3. The buyer will get control of airline’s assets worth Rs 30,000 crore, up from Rs 27,000 crore last time round. Air India currently has a total fleet of 128 aircraft out of which 56 per cent is owned by the airline and the rest are leased. The new buyer will thus have an option of selling those jets and operating them on a lease basis.

4. As is the case of mergers and acquisitions, the government has promised to ensure that no liabilities exceeding assets will be passed on to buyer.

5. Any private, public, LLP and corporation is eligible to bid for the airline. Foreign buyers would be allowed to buy a 49 per cent stake in the airline.

The minimum net worth required for the buyers too has been reduced from Rs 5,000 to Rs 3,500 crore. The buyer will now also be allowed to merge the airline with the group’s existing businesses.
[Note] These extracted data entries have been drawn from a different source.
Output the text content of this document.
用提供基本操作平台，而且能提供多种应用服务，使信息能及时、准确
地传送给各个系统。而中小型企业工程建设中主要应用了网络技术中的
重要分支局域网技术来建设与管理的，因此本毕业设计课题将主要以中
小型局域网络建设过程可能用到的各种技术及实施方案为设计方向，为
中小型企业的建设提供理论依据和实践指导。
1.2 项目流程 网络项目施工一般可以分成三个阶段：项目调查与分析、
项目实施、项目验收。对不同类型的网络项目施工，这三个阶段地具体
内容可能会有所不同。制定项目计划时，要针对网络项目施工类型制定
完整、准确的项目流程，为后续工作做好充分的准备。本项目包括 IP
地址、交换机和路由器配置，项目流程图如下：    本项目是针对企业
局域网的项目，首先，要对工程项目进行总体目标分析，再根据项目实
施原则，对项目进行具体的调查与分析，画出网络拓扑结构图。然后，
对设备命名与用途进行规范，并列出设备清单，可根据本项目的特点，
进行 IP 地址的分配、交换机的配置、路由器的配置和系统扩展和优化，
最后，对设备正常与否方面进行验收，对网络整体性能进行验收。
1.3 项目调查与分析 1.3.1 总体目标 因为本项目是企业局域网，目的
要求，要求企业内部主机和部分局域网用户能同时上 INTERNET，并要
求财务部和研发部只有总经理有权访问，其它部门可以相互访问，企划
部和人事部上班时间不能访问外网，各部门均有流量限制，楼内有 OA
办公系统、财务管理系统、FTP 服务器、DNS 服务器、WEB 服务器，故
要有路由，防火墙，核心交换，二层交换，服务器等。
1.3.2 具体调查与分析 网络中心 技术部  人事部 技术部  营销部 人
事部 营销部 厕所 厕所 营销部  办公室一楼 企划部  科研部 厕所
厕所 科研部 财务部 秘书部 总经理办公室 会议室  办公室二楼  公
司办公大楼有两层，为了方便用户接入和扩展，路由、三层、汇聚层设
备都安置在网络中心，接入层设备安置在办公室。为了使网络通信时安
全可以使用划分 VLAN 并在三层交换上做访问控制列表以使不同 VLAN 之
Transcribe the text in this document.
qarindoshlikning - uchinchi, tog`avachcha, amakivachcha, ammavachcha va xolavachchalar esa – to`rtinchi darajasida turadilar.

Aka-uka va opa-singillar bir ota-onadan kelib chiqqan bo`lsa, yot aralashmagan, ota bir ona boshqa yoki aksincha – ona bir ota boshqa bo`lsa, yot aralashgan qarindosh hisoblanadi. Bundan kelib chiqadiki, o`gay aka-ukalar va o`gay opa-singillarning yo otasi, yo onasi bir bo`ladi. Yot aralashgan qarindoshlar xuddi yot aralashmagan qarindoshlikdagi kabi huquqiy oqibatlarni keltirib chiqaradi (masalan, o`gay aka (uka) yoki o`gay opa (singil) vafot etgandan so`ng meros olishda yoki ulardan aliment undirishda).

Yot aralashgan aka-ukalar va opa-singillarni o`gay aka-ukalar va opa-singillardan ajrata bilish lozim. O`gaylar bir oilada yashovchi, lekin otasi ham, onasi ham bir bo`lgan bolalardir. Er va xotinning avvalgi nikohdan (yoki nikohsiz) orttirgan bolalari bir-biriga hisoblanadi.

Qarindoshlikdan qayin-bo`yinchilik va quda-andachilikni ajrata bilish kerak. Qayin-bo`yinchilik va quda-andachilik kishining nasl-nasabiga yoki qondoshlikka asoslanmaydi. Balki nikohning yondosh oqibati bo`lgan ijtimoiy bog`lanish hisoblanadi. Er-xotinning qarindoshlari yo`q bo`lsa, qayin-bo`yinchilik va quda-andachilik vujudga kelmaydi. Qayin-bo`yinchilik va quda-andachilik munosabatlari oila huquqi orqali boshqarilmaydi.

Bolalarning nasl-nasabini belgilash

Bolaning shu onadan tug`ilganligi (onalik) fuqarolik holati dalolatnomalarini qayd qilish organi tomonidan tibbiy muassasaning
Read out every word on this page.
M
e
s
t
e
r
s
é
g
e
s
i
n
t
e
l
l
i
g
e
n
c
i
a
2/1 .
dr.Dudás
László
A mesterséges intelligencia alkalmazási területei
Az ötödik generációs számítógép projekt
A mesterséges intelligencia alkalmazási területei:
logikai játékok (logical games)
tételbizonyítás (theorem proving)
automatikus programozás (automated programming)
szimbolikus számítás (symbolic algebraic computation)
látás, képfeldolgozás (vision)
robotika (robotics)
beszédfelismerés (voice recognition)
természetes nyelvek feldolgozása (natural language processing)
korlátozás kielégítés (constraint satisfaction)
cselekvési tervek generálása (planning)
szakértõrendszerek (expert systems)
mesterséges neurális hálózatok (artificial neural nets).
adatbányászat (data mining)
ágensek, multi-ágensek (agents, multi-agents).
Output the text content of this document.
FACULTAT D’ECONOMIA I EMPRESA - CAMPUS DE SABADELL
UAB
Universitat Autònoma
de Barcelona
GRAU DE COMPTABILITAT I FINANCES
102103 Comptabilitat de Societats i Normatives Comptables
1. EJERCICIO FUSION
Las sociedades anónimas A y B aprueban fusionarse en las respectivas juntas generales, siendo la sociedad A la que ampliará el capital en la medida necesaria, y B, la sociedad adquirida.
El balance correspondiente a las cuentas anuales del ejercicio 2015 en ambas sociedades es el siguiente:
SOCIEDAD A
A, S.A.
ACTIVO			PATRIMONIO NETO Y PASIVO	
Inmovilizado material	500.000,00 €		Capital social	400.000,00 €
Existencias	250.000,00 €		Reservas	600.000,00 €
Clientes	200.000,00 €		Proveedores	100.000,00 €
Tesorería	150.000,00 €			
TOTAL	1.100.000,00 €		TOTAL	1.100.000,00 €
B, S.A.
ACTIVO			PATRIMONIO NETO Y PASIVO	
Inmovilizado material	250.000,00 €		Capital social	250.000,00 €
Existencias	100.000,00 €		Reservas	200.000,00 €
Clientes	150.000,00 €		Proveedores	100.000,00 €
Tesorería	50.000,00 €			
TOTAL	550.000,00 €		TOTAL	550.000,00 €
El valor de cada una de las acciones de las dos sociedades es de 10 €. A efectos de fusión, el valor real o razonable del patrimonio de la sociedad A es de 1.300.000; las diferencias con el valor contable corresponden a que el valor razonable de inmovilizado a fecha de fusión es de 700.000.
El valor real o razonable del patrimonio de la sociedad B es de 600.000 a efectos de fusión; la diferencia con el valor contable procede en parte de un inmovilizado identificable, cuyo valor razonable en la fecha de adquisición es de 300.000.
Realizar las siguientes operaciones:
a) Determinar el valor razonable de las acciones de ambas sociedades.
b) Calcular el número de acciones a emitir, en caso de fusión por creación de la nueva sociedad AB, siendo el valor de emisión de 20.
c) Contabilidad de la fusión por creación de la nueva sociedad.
If a consortium decides to bid for the airline, each of its member would need to hold at least 10 per cent equity and the lead member’s minimum equity requirement is 26 per cent.

6. The new owners would have to retain the brand name of the airline and would not be able to change it. The bidder will also have to ensure that Air India and Air India Express continue to provide air transport service for a minimum period of three years from the date of sale closure.

7. The mandatory lock-in period for the buyer to operate the airline without transferring assets, has been reduced from the previous three years to one year. They will also not be allowed to create any encumbrance (additional burden) on the assets during this period. Sales in the ordinary course of business too cannot exceed Rs 1,000 crore.

8. The new owner will be required to transfer 3 per cent of the total airline stake to permanent employees as part of the airline’s employee stock ownership plan (ESOP).

The airline currently has 16,077 employees on its books out of which about 9,617 are permanent. The airline has reiterated that it does not have excess employees. Its employee strength stands at 133 per aircraft as compared to 136 for Singapore airlines. The government has assured that all employee dues will be cleared before the sale.

Various parties like IndiGo, Ethiad (which may form a partnership), Hinduja Group and US-based fund Interups have been linked with the sale.

The Narendra Modi led central government has set for itself an ambitious divestment target of Rs 1 lakh crore for the financial year 2019-20. It remains to be seen whether Air India will be one of the entries on the divestment list.